2009–10 Albanian Cup

Tournament details
- Country: Albania

Final positions
- Champions: Besa
- Runners-up: Vllaznia

= 2009–10 Albanian Cup =

2009–10 Albanian Cup was the fifty-eighth season of Albania's annual cup competition. It began on 23 September 2009 with the First Preliminary Round. The winners of the competition qualified for the second qualifying round of the UEFA Europa League. Flamurtari were the defending champions.

The rounds were played in a two-legged format similar to those of European competitions. If the aggregated score is tied after both games, the team with the higher number of away goals advances. If the number of away goals is equal in both games, the match is decided by extra time and a penalty shootout, if necessary.

==Preliminary Tournament==
In order to reduce the number of participating teams for the First Round to 32, a preliminary tournament was played. Only teams from the Kategoria e Dytë (third level) were allowed to enter. Each Kategoria e Dytë group played its own tournament. In contrast to the main tournament, the preliminary tournament was held as a single-leg knock-out competition.

===First Preliminary Round===
Games were played on 23 September 2009.

| Team 1 | Score | Team 2 |
|---|---|---|
| Naftëtari | 0–1 (a.e.t.) | Çlirimi |
| Adriatiku | 2–0 | Korabi |
| Erzeni | 2–4 | Iliria |
| Luzi 2008 | w/o | Përparimi |
| Vlora | 2–1 | Këlcyra |
| Tomori | 2–0 | Përmeti |
| Domozdova | 2–1 | Maliqi |
| Delvina | 5–0 | Himara |

===Second Preliminary Round===
Games were played on 30 September 2009.

| Team 1 | Score | Team 2 |
|---|---|---|
| Luzi 2008 | 2–1 | Çlirimi |
| Adriatiku | 2–1 | Iliria |
| Vlora | 5–3 | Delvina |
| Tomori | 4–1 | Domozdova |

==First round==
All twenty-eight teams of the 2009–10 Superiore and Kategoria e Parë entered in this round, along with the four Second Preliminary Round winners. First legs were played on 21 October 2009 and the second legs were played on 4 November 2009.

- Notes
- ^{1} The match was awarded to Teuta by 3–0 after Vlora did not secure their ground.
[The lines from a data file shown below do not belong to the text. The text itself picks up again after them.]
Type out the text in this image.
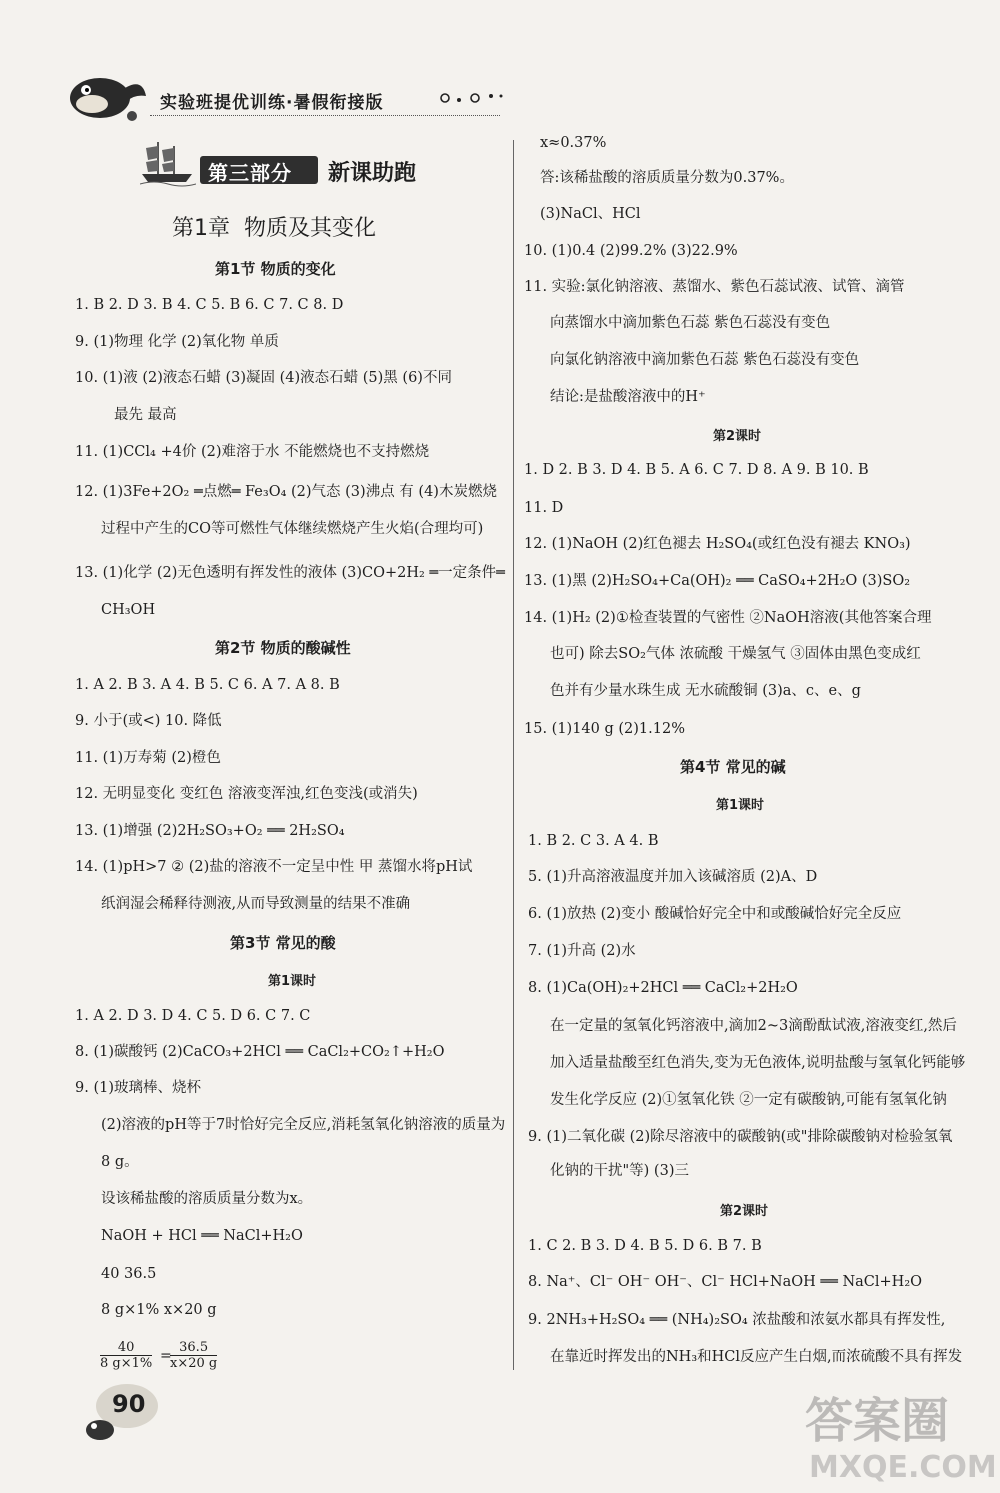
实验班提优训练·暑假衔接版
第三部分 新课助跑
第1章  物质及其变化
第1节 物质的变化
1. B 2. D 3. B 4. C 5. B 6. C 7. C 8. D
9. (1)物理 化学 (2)氧化物 单质
10. (1)液 (2)液态石蜡 (3)凝固 (4)液态石蜡 (5)黑 (6)不同
最先 最高
11. (1)CCl₄ +4价 (2)难溶于水 不能燃烧也不支持燃烧
12. (1)3Fe+2O₂ ═点燃═ Fe₃O₄ (2)气态 (3)沸点 有 (4)木炭燃烧
过程中产生的CO等可燃性气体继续燃烧产生火焰(合理均可)
13. (1)化学 (2)无色透明有挥发性的液体 (3)CO+2H₂ ═一定条件═
CH₃OH
第2节 物质的酸碱性
1. A 2. B 3. A 4. B 5. C 6. A 7. A 8. B
9. 小于(或<) 10. 降低
11. (1)万寿菊 (2)橙色
12. 无明显变化 变红色 溶液变浑浊,红色变浅(或消失)
13. (1)增强 (2)2H₂SO₃+O₂ ══ 2H₂SO₄
14. (1)pH>7 ② (2)盐的溶液不一定呈中性 甲 蒸馏水将pH试
纸润湿会稀释待测液,从而导致测量的结果不准确
第3节 常见的酸
第1课时
1. A 2. D 3. D 4. C 5. D 6. C 7. C
8. (1)碳酸钙 (2)CaCO₃+2HCl ══ CaCl₂+CO₂↑+H₂O
9. (1)玻璃棒、烧杯
(2)溶液的pH等于7时恰好完全反应,消耗氢氧化钠溶液的质量为
8 g。
设该稀盐酸的溶质质量分数为x。
NaOH + HCl ══ NaCl+H₂O
40 36.5
8 g×1% x×20 g
$\frac{40}{8 g\times 1\%}$ =
$\frac{36.5}{x\times 20 g}$
x≈0.37%
答:该稀盐酸的溶质质量分数为0.37%。
(3)NaCl、HCl
10. (1)0.4 (2)99.2% (3)22.9%
11. 实验:氯化钠溶液、蒸馏水、紫色石蕊试液、试管、滴管
向蒸馏水中滴加紫色石蕊 紫色石蕊没有变色
向氯化钠溶液中滴加紫色石蕊 紫色石蕊没有变色
结论:是盐酸溶液中的H⁺
第2课时
1. D 2. B 3. D 4. B 5. A 6. C 7. D 8. A 9. B 10. B
11. D
12. (1)NaOH (2)红色褪去 H₂SO₄(或红色没有褪去 KNO₃)
13. (1)黑 (2)H₂SO₄+Ca(OH)₂ ══ CaSO₄+2H₂O (3)SO₂
14. (1)H₂ (2)①检查装置的气密性 ②NaOH溶液(其他答案合理
也可) 除去SO₂气体 浓硫酸 干燥氢气 ③固体由黑色变成红
色并有少量水珠生成 无水硫酸铜 (3)a、c、e、g
15. (1)140 g (2)1.12%
第4节 常见的碱
第1课时
1. B 2. C 3. A 4. B
5. (1)升高溶液温度并加入该碱溶质 (2)A、D
6. (1)放热 (2)变小 酸碱恰好完全中和或酸碱恰好完全反应
7. (1)升高 (2)水
8. (1)Ca(OH)₂+2HCl ══ CaCl₂+2H₂O
在一定量的氢氧化钙溶液中,滴加2~3滴酚酞试液,溶液变红,然后
加入适量盐酸至红色消失,变为无色液体,说明盐酸与氢氧化钙能够
发生化学反应 (2)①氢氧化铁 ②一定有碳酸钠,可能有氢氧化钠
9. (1)二氧化碳 (2)除尽溶液中的碳酸钠(或"排除碳酸钠对检验氢氧
化钠的干扰"等) (3)三
第2课时
1. C 2. B 3. D 4. B 5. D 6. B 7. B
8. Na⁺、Cl⁻ OH⁻ OH⁻、Cl⁻ HCl+NaOH ══ NaCl+H₂O
9. 2NH₃+H₂SO₄ ══ (NH₄)₂SO₄ 浓盐酸和浓氨水都具有挥发性,
在靠近时挥发出的NH₃和HCl反应产生白烟,而浓硫酸不具有挥发
90	答案圈
MXQE.COM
| Team 1 | Agg.Tooltip Aggregate score | Team 2 | 1st leg | 2nd leg |
|---|---|---|---|---|
| Luzi 2008 | 3–4 | Tirana | 3–1 | 0–3 |
| Adriatiku | 2–5 | Dinamo Tirana | 2–3 | 0–2 |
| Memaliaj | 1–4 | Shkumbini | 1–2 | 0–2 |
| Pogradeci | 1–3 | Besa | 1–2 | 0–1 |
| Besëlidhja | 2–6 | Laçi | 1–2 | 1–4 |
| Sopoti | 1–6 | Kastrioti | 0–3 | 1–3 |
| Turbina | 1–3 | Bylis | 1–0 | 0–3 |
| Burreli | 1–3 | Lushnja | 0–0 | 1–3 |
| Vlora | 0–4 | Teuta | 0–3^{1} | 0–1 |
| Gramshi | 0–3 | Flamurtari | 0–3 | 0–0 |
| Bilisht Sport | 3–8 | Apolonia | 3–1 | 0–7 |
| Skrapari | 10–12 | Skënderbeu | 5–3 | 5–9 |
| Luftëtari | 2–7 | Gramozi | 1–3 | 1–4 |
| Ada | 1–2 | Partizani | 0–0 | 1–2 |
| Dajti | 2–1 | Elbasani | 2–1 | 0–0 |
| Tomori | 1–9 | Vllaznia | 0–4 | 1–5 |

==Second round==
In this round enter the 16 winners from the previous round. The first legs took place on 25 November and the second legs took place on 10 December.

| Team 1 | Agg.Tooltip Aggregate score | Team 2 | 1st leg | 2nd leg |
|---|---|---|---|---|
| Partizani | 1–3 | Teuta | 1–1 | 0–2 |
| Bylis | 2–3 | Dinamo Tirana | 1–0 | 1–3 |
| Lushnja | 3–4 | Tirana | 2–2 | 1–2 |
| Dajti | 3–5 | Vllaznia | 1–3 | 2–2 |
| Kastrioti | 1–2 | Shkumbini | 1–1 | 0–1 |
| Gramozi | 2–1 | Flamurtari | 1–0 | 1–1 |
| Skënderbeu | 2–2 | Apolonia | 1–0 | 1–2 |
| Laçi | 1–2 | Besa | 0–1 | 1–1 |

==Quarter-finals==
In this round enter the 8 winners from the previous round. The games are scheduled as shown below.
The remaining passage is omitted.